Le deuxième camp est celui des « Si c’est vrai alors il faut qu’il se retire ». Et le troisième est constitué de quelques pionniers dont John McCain qui n’ont pas hésité à déclarer que Roy Moore devait se retirer étant donné les charges qui pesaient sur lui. Au fur et à mesure que l’affaire prend de l’ampleur, en particulier avec les déclarations d’une cinquième victime, les membres du deuxième groupe ont tendance à déserter pour adhérer au troisième. Evidemment, les enjeux sont très importants car les bulletins de vote sur lequel le nom de Roy Moore est imprimé ont déjà été envoyés pour les votes anticipés, il est donc impossible de modifier que ce soit.
Que Roy Moore se retire ou non, il est possible d’ajouter un « write-in » candidat. L’électeur écrit le nom du candidat (ou pose un autocollant) choisi par le parti sur le bulletin. Mais à ce jour, que Roy Moore se retire ou non, le candidat républicain sera en position très délicate pour cette élection spéciale destinée à remplir le siège vacant depuis la nomination de Jeff Sessions au poste de ministre de la Justice. Ce qui ramènerait la majorité pour les républicains au Sénat à 51 sièges. Réduisant encore plus les chances de voter quoi que ce soit, en particulier la loi sur la réforme fiscale.

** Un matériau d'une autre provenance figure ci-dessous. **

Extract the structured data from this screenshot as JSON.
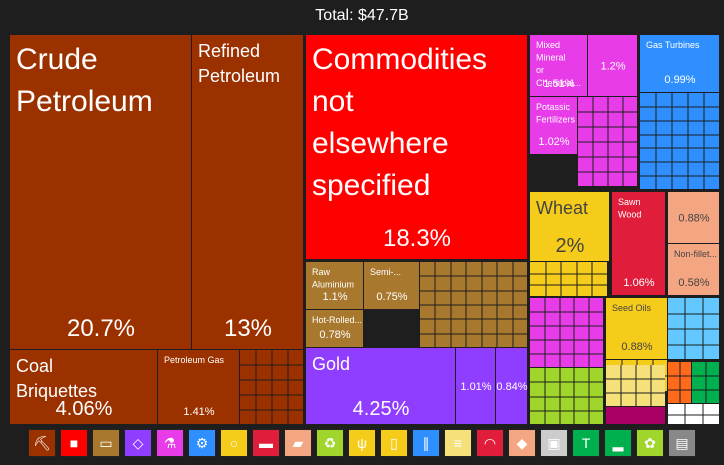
{
  "header": {
    "total": "Total: $47.7B"
  },
  "chart_data": {
    "type": "treemap",
    "total": "$47.7B",
    "items": [
      {
        "label": "Crude Petroleum",
        "value": "20.7%",
        "color": "#9c3100",
        "tier": "xl"
      },
      {
        "label": "Refined Petroleum",
        "value": "13%",
        "color": "#9c3100",
        "tier": "l"
      },
      {
        "label": "Coal Briquettes",
        "value": "4.06%",
        "color": "#9c3100",
        "tier": "m"
      },
      {
        "label": "Petroleum Gas",
        "value": "1.41%",
        "color": "#9c3100",
        "tier": "s"
      },
      {
        "label": "",
        "value": "",
        "color": "#9c3100",
        "tier": "n"
      },
      {
        "label": "Commodities not elsewhere specified",
        "value": "18.3%",
        "color": "#ff0000",
        "tier": "xl"
      },
      {
        "label": "Raw Aluminium",
        "value": "1.1%",
        "color": "#a8782e",
        "tier": "s"
      },
      {
        "label": "Semi-...",
        "value": "0.75%",
        "color": "#a8782e",
        "tier": "s"
      },
      {
        "label": "Hot-Rolled...",
        "value": "0.78%",
        "color": "#a8782e",
        "tier": "s"
      },
      {
        "label": "",
        "value": "",
        "color": "#a8782e",
        "tier": "n"
      },
      {
        "label": "Gold",
        "value": "4.25%",
        "color": "#8f3dff",
        "tier": "m"
      },
      {
        "label": "",
        "value": "1.01%",
        "color": "#8f3dff",
        "tier": "s"
      },
      {
        "label": "",
        "value": "0.84%",
        "color": "#8f3dff",
        "tier": "s"
      },
      {
        "label": "Mixed Mineral or Chemical...",
        "value": "1.51%",
        "color": "#e83ce8",
        "tier": "s"
      },
      {
        "label": "",
        "value": "1.2%",
        "color": "#e83ce8",
        "tier": "s"
      },
      {
        "label": "Potassic Fertilizers",
        "value": "1.02%",
        "color": "#e83ce8",
        "tier": "s"
      },
      {
        "label": "",
        "value": "",
        "color": "#e83ce8",
        "tier": "n"
      },
      {
        "label": "Gas Turbines",
        "value": "0.99%",
        "color": "#2f8fff",
        "tier": "s"
      },
      {
        "label": "",
        "value": "",
        "color": "#2f8fff",
        "tier": "n"
      },
      {
        "label": "Wheat",
        "value": "2%",
        "color": "#f6cc1a",
        "tier": "m"
      },
      {
        "label": "",
        "value": "",
        "color": "#f6cc1a",
        "tier": "n"
      },
      {
        "label": "Sawn Wood",
        "value": "1.06%",
        "color": "#e01e3c",
        "tier": "s"
      },
      {
        "label": "",
        "value": "0.88%",
        "color": "#f4a582",
        "tier": "s"
      },
      {
        "label": "Non-fillet...",
        "value": "0.58%",
        "color": "#f4a582",
        "tier": "s"
      },
      {
        "label": "Seed Oils",
        "value": "0.88%",
        "color": "#f6cc1a",
        "tier": "s"
      },
      {
        "label": "",
        "value": "",
        "color": "#f6cc1a",
        "tier": "n"
      },
      {
        "label": "",
        "value": "",
        "color": "#e83ce8",
        "tier": "n"
      },
      {
        "label": "",
        "value": "",
        "color": "#62c8ff",
        "tier": "n"
      },
      {
        "label": "",
        "value": "",
        "color": "#a0d62b",
        "tier": "n"
      },
      {
        "label": "",
        "value": "",
        "color": "#f5e07a",
        "tier": "n"
      },
      {
        "label": "",
        "value": "",
        "color": "#aa0066",
        "tier": "n"
      },
      {
        "label": "",
        "value": "",
        "color": "#ff6a1a",
        "tier": "n"
      },
      {
        "label": "",
        "value": "",
        "color": "#00b04f",
        "tier": "n"
      },
      {
        "label": "",
        "value": "",
        "color": "#ffffff",
        "tier": "n"
      }
    ]
  },
  "legend": [
    {
      "icon": "mineral-icon",
      "glyph": "⛏",
      "color": "#9c3100"
    },
    {
      "icon": "commodity-icon",
      "glyph": "■",
      "color": "#ff0000"
    },
    {
      "icon": "metals-icon",
      "glyph": "▭",
      "color": "#a8782e"
    },
    {
      "icon": "gem-icon",
      "glyph": "◇",
      "color": "#8f3dff"
    },
    {
      "icon": "chemical-icon",
      "glyph": "⚗",
      "color": "#e83ce8"
    },
    {
      "icon": "machine-icon",
      "glyph": "⚙",
      "color": "#2f8fff"
    },
    {
      "icon": "animal-icon",
      "glyph": "○",
      "color": "#f6cc1a"
    },
    {
      "icon": "plastic-icon",
      "glyph": "▬",
      "color": "#e01e3c"
    },
    {
      "icon": "animal-hide-icon",
      "glyph": "▰",
      "color": "#f4a582"
    },
    {
      "icon": "recycle-icon",
      "glyph": "♻",
      "color": "#a0d62b"
    },
    {
      "icon": "vegetable-icon",
      "glyph": "ψ",
      "color": "#f6cc1a"
    },
    {
      "icon": "foodstuff-icon",
      "glyph": "▯",
      "color": "#f6cc1a"
    },
    {
      "icon": "transport-icon",
      "glyph": "∥",
      "color": "#2f8fff"
    },
    {
      "icon": "paper-icon",
      "glyph": "≡",
      "color": "#f5e07a"
    },
    {
      "icon": "instrument-icon",
      "glyph": "◠",
      "color": "#e01e3c"
    },
    {
      "icon": "stone-icon",
      "glyph": "◆",
      "color": "#f4a582"
    },
    {
      "icon": "wood-icon",
      "glyph": "▣",
      "color": "#cccccc"
    },
    {
      "icon": "textile-icon",
      "glyph": "T",
      "color": "#00b04f"
    },
    {
      "icon": "footwear-icon",
      "glyph": "▂",
      "color": "#00b04f"
    },
    {
      "icon": "animal-product-icon",
      "glyph": "✿",
      "color": "#a0d62b"
    },
    {
      "icon": "art-icon",
      "glyph": "▤",
      "color": "#888888"
    }
  ]
}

L’autre affaire en filigrane de cette histoire est celle de Donald Trump, accusé par une douzaine de femmes pour harcèlement sexuel, une accusation balayée d’un revers de main par le président mais qui n’est en rien hors du champ des possibles. L’épisode de l’Hollywood Tape donnant un certain crédit à ces allégations. Mais Donald Trump est président alors que Roy Moore n’est que candidat au Sénat des Etats-Unis pour l’état de l’Alabama.